Most of the drugs referred to as legal highs by the proponents of the bill are in fact already illegal. The only legal drugs that will be banned by the new act are some new synthetic cannabinoids, weak amphetamine-type stimulants, nitrous oxide, and alkyl nitrite preparations colloquially called “poppers”.
These last two are some of the safest drugs we know. Nitrous oxide has been used for nearly 200 years for pain control and some alkyl nitrites have been a medicine for angina for around a century. Their safety means that the health impact of their ban will be negligible. The Home Office has said it expects the ban will save around 12 lives a year from drugs, so why are they putting so much parliamentary resource into this bill? If deaths were the concern they would ban the gas helium, which is associated with far more deaths each year than nitrous oxide.
The truth is that this bill is a veiled attack on pleasure. In fact the term “psychoactivity” has become a proxy for the term “pleasure”, and the ban of poppers gives the lie to this.
Poppers are not psychoactive – unless you take the perverse view that the headaches they produce are pleasurable. The Advisory Council on the Misuse of Drugs confirmed this, stating that poppers should be exempt from the bill. Its assessment of poppers has consistently been that although they can cause health harms, the frequency and severity of these are too low to warrant control under the Misuse of Drugs Act 1971. This is presumably why the Home Office is pushing for them to be controlled under the new act.
The science behind poppers is that their active ingredient leads to the production of nitric oxide in the body, which dilates blood vessels and relaxes smooth muscles. Poppers are most widely used in male gay sex where the muscle-relaxing properties facilitate anal intercourse.

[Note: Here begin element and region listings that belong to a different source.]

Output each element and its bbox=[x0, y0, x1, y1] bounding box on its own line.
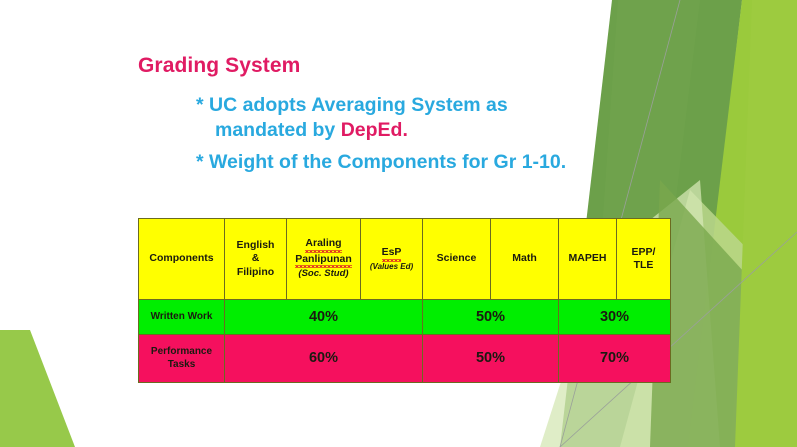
header-ampersand-label: & bbox=[227, 252, 284, 265]
header-cell-araling-panlipunan: Araling Panlipunan (Soc. Stud) bbox=[287, 219, 361, 300]
bg-shape-bright-green-2 bbox=[730, 0, 797, 447]
header-components-label: Components bbox=[141, 252, 222, 265]
header-cell-components: Components bbox=[139, 219, 225, 300]
header-araling-sub-label: (Soc. Stud) bbox=[289, 268, 358, 280]
deped-highlight: DepEd bbox=[341, 119, 403, 141]
bg-shape-bright-right bbox=[735, 0, 797, 447]
table-row-performance-tasks: Performance Tasks 60% 50% 70% bbox=[139, 335, 671, 383]
performance-value-sciences: 50% bbox=[423, 335, 559, 383]
row-label-performance-tasks: Performance Tasks bbox=[139, 335, 225, 383]
bg-shape-bright-green-1 bbox=[688, 0, 797, 447]
written-work-value-sciences: 50% bbox=[423, 300, 559, 335]
row-label-written-work: Written Work bbox=[139, 300, 225, 335]
slide-title: Grading System bbox=[138, 54, 300, 78]
performance-value-mapeh-epp: 70% bbox=[559, 335, 671, 383]
bullet-list: * UC adopts Averaging System as mandated… bbox=[196, 93, 666, 174]
header-science-label: Science bbox=[425, 252, 488, 265]
header-cell-mapeh: MAPEH bbox=[559, 219, 617, 300]
deped-period: . bbox=[402, 119, 407, 141]
bullet-1-line-2-text: mandated by bbox=[215, 119, 341, 141]
table-row-written-work: Written Work 40% 50% 30% bbox=[139, 300, 671, 335]
table-header-row: Components English & Filipino Araling Pa… bbox=[139, 219, 671, 300]
header-filipino-label: Filipino bbox=[227, 266, 284, 279]
written-work-value-mapeh-epp: 30% bbox=[559, 300, 671, 335]
header-cell-english-filipino: English & Filipino bbox=[225, 219, 287, 300]
header-araling-label: Araling bbox=[289, 237, 358, 252]
bullet-1-line-1: * UC adopts Averaging System as bbox=[196, 93, 666, 118]
bg-shape-olive-overlay bbox=[650, 180, 797, 447]
header-panlipunan-label: Panlipunan bbox=[289, 253, 358, 268]
header-epp-label: EPP/ bbox=[619, 246, 668, 259]
performance-value-languages: 60% bbox=[225, 335, 423, 383]
header-esp-sub-label: (Values Ed) bbox=[363, 262, 420, 272]
header-tle-label: TLE bbox=[619, 259, 668, 272]
header-mapeh-label: MAPEH bbox=[561, 252, 614, 265]
bullet-spacer bbox=[196, 143, 666, 150]
header-cell-science: Science bbox=[423, 219, 491, 300]
header-math-label: Math bbox=[493, 252, 556, 265]
bullet-2-line-1: * Weight of the Components for Gr 1-10. bbox=[196, 150, 666, 175]
header-cell-math: Math bbox=[491, 219, 559, 300]
slide-canvas: Grading System * UC adopts Averaging Sys… bbox=[0, 0, 797, 447]
header-cell-esp: EsP (Values Ed) bbox=[361, 219, 423, 300]
header-cell-epp-tle: EPP/ TLE bbox=[617, 219, 671, 300]
header-esp-label: EsP bbox=[363, 246, 420, 261]
row-label-performance-line-2: Tasks bbox=[141, 359, 222, 372]
row-label-performance-line-1: Performance bbox=[141, 346, 222, 359]
bullet-1-line-2: mandated by DepEd. bbox=[196, 118, 666, 143]
written-work-value-languages: 40% bbox=[225, 300, 423, 335]
grading-weights-table: Components English & Filipino Araling Pa… bbox=[138, 218, 671, 383]
bg-shape-left-wedge bbox=[0, 330, 75, 447]
header-english-label: English bbox=[227, 239, 284, 252]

Why is the government so anti-pleasure, particularly for gay men? Much of the drive to ban legal highs has come from the Centre for Social Justice (CSJ), a rightwing thinktank that has consistently misled the public and government about the harms of legal highs. These claims have been refuted by DrugScience.
One of CSJ’s main attacks is on what it calls the “loosening” of laws on moral values in the past decades, leading to the erosion of the family. The acceptance of homosexuality is one of its main concerns. It is hard not to conclude that the government shares this opinion and that the poppers ban is in fact an attempt to deter – or even punish – men who enjoy having sex with men.
This is the conspiracy theory explanation, but we must also consider that the government is confused. It may think nitric oxide is the same as nitrous oxide. Confidence in its reasoning is not encouraged by the fact that at the first reading of the psychoactive substances bill, government spokespeople several times referred to a ban on nitrates, which are fertilisers, not nitrites.
Whatever the reasoning behind the popper ban, it is fundamentally flawed. Poppers should be removed from the psychoactive substances bill, though it would be much more honest to scrap the whole legislation as it is so lacking in justification and logic.